I think the OP has said that they don't have children together but she has two grown up DC.

thebody · 21/07/2013 17:02

agree softlysoftly, excellent idea.

op your dh should pay more to his son whether you like it or not, it's his right. bank it for him.

warn ex you will contact the police.

personally I wouldn't send my child to be cared for by someone who was sending me abusive text messages as that's violent conduct.

ImperialBlether · 21/07/2013 17:04

Oh thanks, hadn't noticed that about the children. I reckon the gf is steaming about not being married and not having children with him.
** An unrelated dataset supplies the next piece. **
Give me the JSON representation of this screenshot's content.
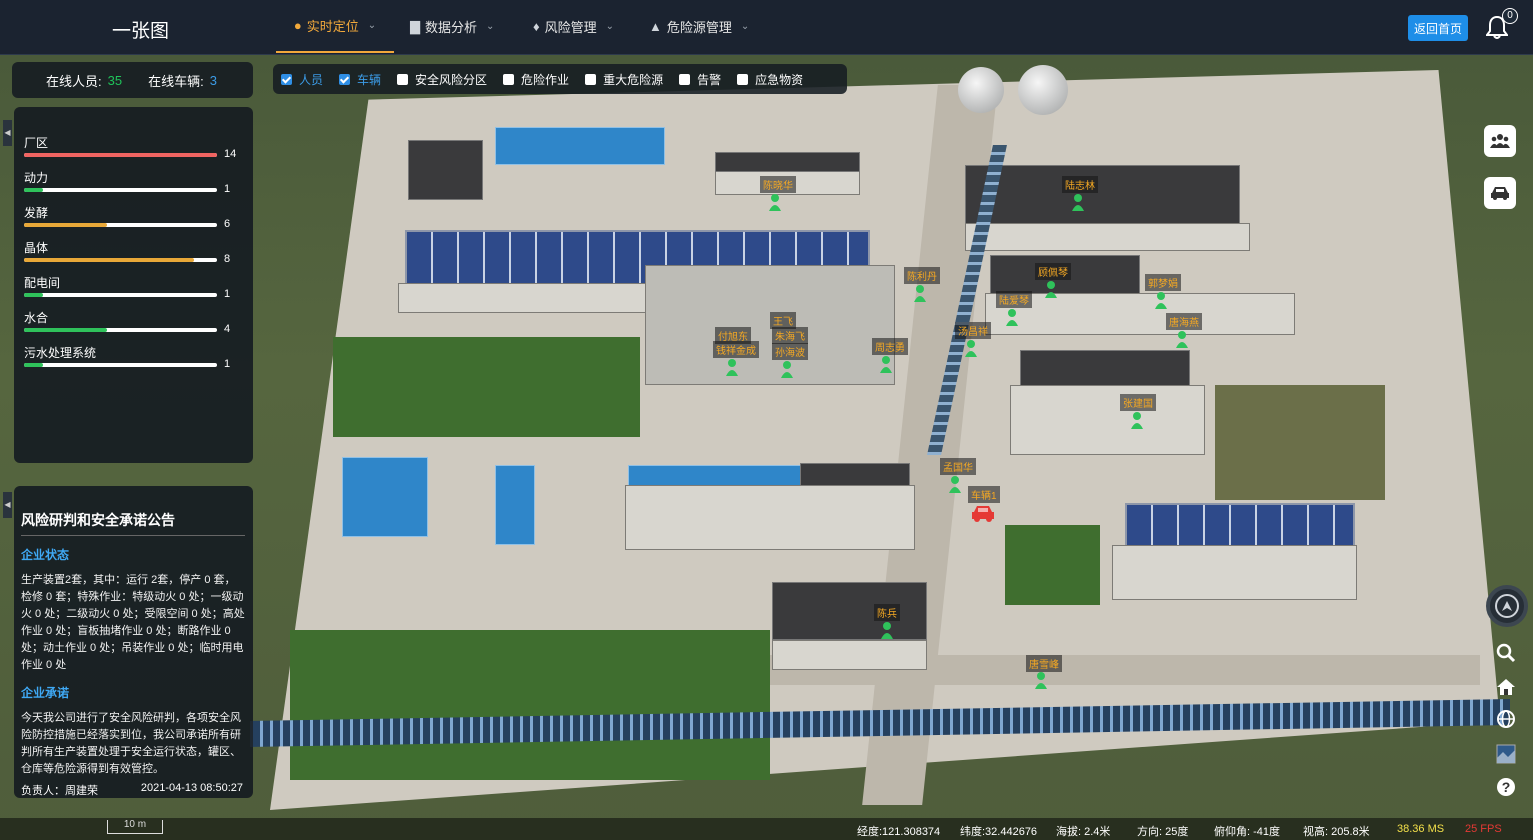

And yes, I wouldn't let my child near someone who was sending me texts like that in the middle of the night. That is very hostile behaviour.

Phone your husband, OP, and talk to him. Phone him at work.

FelixCited · 21/07/2013 19:14

I agree more money for the child and then put it in a savings account for when they are older. And therefore you are not relying on it, but providing for DC future.

Good luck OP x

ILoveTomHardy · 22/07/2013 07:10

Don't get me wrong here, I do need the £200 per month maintenance. I don't earn very much at all. When me and my ex split it was very acrimonious and I was just worried that if the maintenance was high that he wouldn't pay it and I would be in a mess financially if I relied on it to look after my DS. As it is my ex has paid every month, on time for the past seven years.

It's clear that she has a problem with me for some reason but I don't know why. I don't ask my ex for anything. He has our son once a week, overnight. They aren't asked to have him in the school holidays or even for a full weekend.

I haven't had any response to my text but I'm sure this won't be the end of it. Thank you all for your responses.

OP posts:
ILoveTomHardy · 22/07/2013 07:20

I can't call him at work. Without outing myself he works shifts and I never know what shift pattern he is working in order for me to catch him at work. He has asked me not to ring him at all as she doesn't like it.

However I am getting concerned about my DS being there if this is how she is going to behave. I will have to speak to my ex but I'm just not sure how at the moment.

OP posts:
cozietoesie · 22/07/2013 07:22

Can you email him easily?

ILoveTomHardy · 22/07/2013 07:30

The only contact detail I have for him is his work mobile. I don't have his home number or an email address.